An addendum: if you approach this from the standpoint of the work-energy theorem, properly accounting for which forces act on which object in which direction, you will find forces acting on the masses in the direction of movement (which you can integrate for positive work) and the third law reaction forces acting on the other half of each third law pair - the spring - in the direction opposite movement. Integrating will get you negative work done on the spring, which we sum with the positive work on the masses for a total of zero, conserving energy and properly showing the transfer of system energy from the configuration of the spring to the movement of the masses. I find that this approach requires extra mental effort and special care to avoid errors in thinking, but it isn't wrong.
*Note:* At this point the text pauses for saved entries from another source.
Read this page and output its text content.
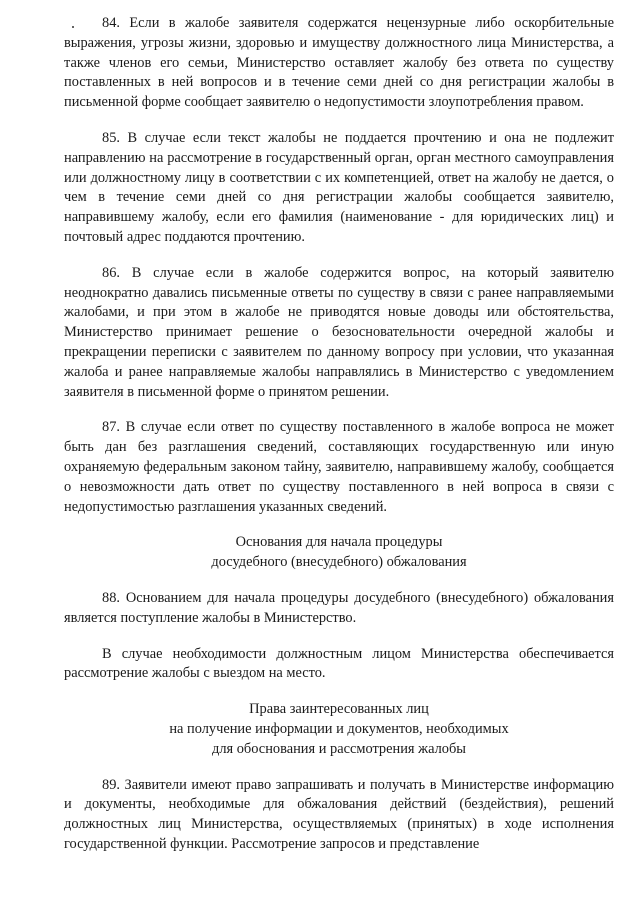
84. Если в жалобе заявителя содержатся нецензурные либо оскорбительные выражения, угрозы жизни, здоровью и имуществу должностного лица Министерства, а также членов его семьи, Министерство оставляет жалобу без ответа по существу поставленных в ней вопросов и в течение семи дней со дня регистрации жалобы в письменной форме сообщает заявителю о недопустимости злоупотребления правом.

85. В случае если текст жалобы не поддается прочтению и она не подлежит направлению на рассмотрение в государственный орган, орган местного самоуправления или должностному лицу в соответствии с их компетенцией, ответ на жалобу не дается, о чем в течение семи дней со дня регистрации жалобы сообщается заявителю, направившему жалобу, если его фамилия (наименование - для юридических лиц) и почтовый адрес поддаются прочтению.

86. В случае если в жалобе содержится вопрос, на который заявителю неоднократно давались письменные ответы по существу в связи с ранее направляемыми жалобами, и при этом в жалобе не приводятся новые доводы или обстоятельства, Министерство принимает решение о безосновательности очередной жалобы и прекращении переписки с заявителем по данному вопросу при условии, что указанная жалоба и ранее направляемые жалобы направлялись в Министерство с уведомлением заявителя в письменной форме о принятом решении.

87. В случае если ответ по существу поставленного в жалобе вопроса не может быть дан без разглашения сведений, составляющих государственную или иную охраняемую федеральным законом тайну, заявителю, направившему жалобу, сообщается о невозможности дать ответ по существу поставленного в ней вопроса в связи с недопустимостью разглашения указанных сведений.

Основания для начала процедуры
досудебного (внесудебного) обжалования

88. Основанием для начала процедуры досудебного (внесудебного) обжалования является поступление жалобы в Министерство.

В случае необходимости должностным лицом Министерства обеспечивается рассмотрение жалобы с выездом на место.

Права заинтересованных лиц
на получение информации и документов, необходимых
для обоснования и рассмотрения жалобы

89. Заявители имеют право запрашивать и получать в Министерстве информацию и документы, необходимые для обжалования действий (бездействия), решений должностных лиц Министерства, осуществляемых (принятых) в ходе исполнения государственной функции. Рассмотрение запросов и представление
• Okay, then you get a total work of zero. However, the kinetic energy has increased, and therefore some forces must be doing work because $\Delta K = W_\mathrm{all}$. On the other hand, energy is not conserved because of the behaviour of elastic forces; it is conserved because the only non-conservative force (the normal force) does no work because the change in mechanical energy $E$ depends on the work of non-conservative forces. May 31, 2023 at 23:22
• @WinterPanda That is exactly the confusion which I prefer to avoid by not taking the work-energy theorem approach as the default. Total system work is always zero for every system everywhere total work is well-defined. That's the first law of thermodynamics. That doesn't mean that the change in kinetic energy is always zero, it means that the change in kinetic energy is accounted for by an equal and opposite change in some other repository of energy. In this case, the other repository of energy is the potential energy of the spring's configuration.
– g s
Jun 1, 2023 at 1:31
• I think it's much more intuitively useful to just track where energy is coming from (the spring's configuration energy) and where it's going (the masses kinetic energy).
– g s
Jun 1, 2023 at 1:33